Pipit menegaskan bahwa pola penanganan keamanan di Sukabumi tidak bisa begitu saja disamakan dengan wilayah perkotaan yang memiliki karakteristik sosial dan tingkat mobilitas masyarakat berbeda.


Karena itu, kepolisian dituntut mampu membaca persoalan secara lebih spesifik berdasarkan kondisi wilayah masing-masing.
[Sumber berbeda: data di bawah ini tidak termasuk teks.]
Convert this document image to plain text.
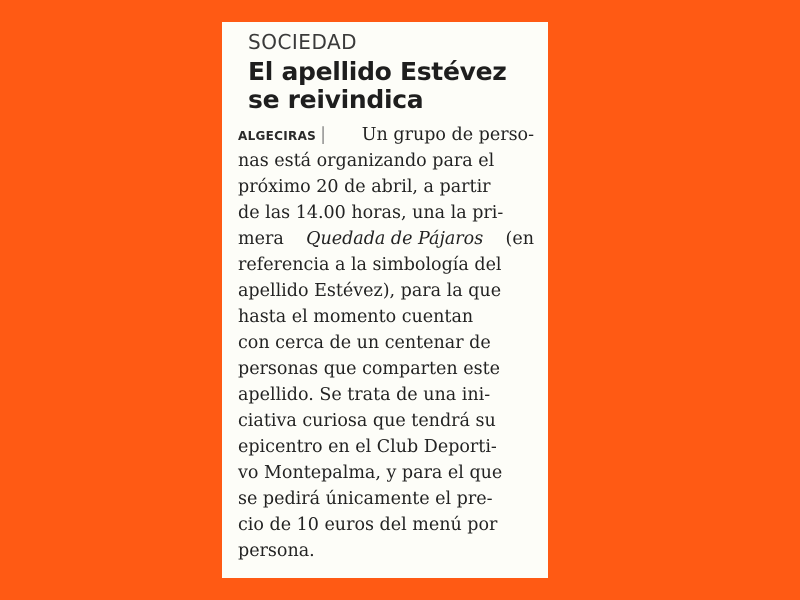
SOCIEDAD
El apellido Estévez
se reivindica
ALGECIRAS | Un grupo de perso-
nas está organizando para el
próximo 20 de abril, a partir
de las 14.00 horas, una la pri-
mera Quedada de Pájaros (en
referencia a la simbología del
apellido Estévez), para la que
hasta el momento cuentan
con cerca de un centenar de
personas que comparten este
apellido. Se trata de una ini-
ciativa curiosa que tendrá su
epicentro en el Club Deporti-
vo Montepalma, y para el que
se pedirá únicamente el pre-
cio de 10 euros del menú por
persona.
Penanganan tidak cukup hanya dilakukan setelah gangguan terjadi, tetapi harus diperkuat melalui upaya pencegahan dan keterlibatan bersama seluruh pemangku kepentingan.


Dalam kesempatan tersebut, Kapolda juga menginstruksikan jajaran untuk mengoptimalkan program unggulan Polda Jawa Barat, yakni JAWARA (Jaga Rawat Jawa Barat).


Program tersebut, kata Pipit, harus dijalankan dengan mengedepankan tiga prinsip utama. Pertama, polisi harus cepat tanggap terhadap setiap laporan dan keluhan masyarakat. Kedua, membangun kolaborasi aktif dengan pemerintah daerah serta seluruh stakeholder terkait. Ketiga, setiap persoalan yang ditangani harus diarahkan pada solusi yang tuntas, bukan sekadar menunjukkan kehadiran polisi di tengah masyarakat.


"Persoalan di Jabar tidak bisa diselesaikan polisi saja. Harus kolaborasi. Kehadiran polisi jangan hanya cepat, tapi harus berkualitas dan solutif," pungkas Irjen Pipit.


Capaian kepuasan publik 80,26 persen tersebut sekaligus menjadi tantangan bagi Polres Sukabumi untuk mempertahankan bahkan meningkatkan kepercayaan masyarakat. Apresiasi publik diharapkan tidak berhenti sebagai angka dalam survei, tetapi diterjemahkan dalam pelayanan yang konsisten, penegakan hukum yang profesional, serta perilaku personel yang menjunjung tinggi integritas.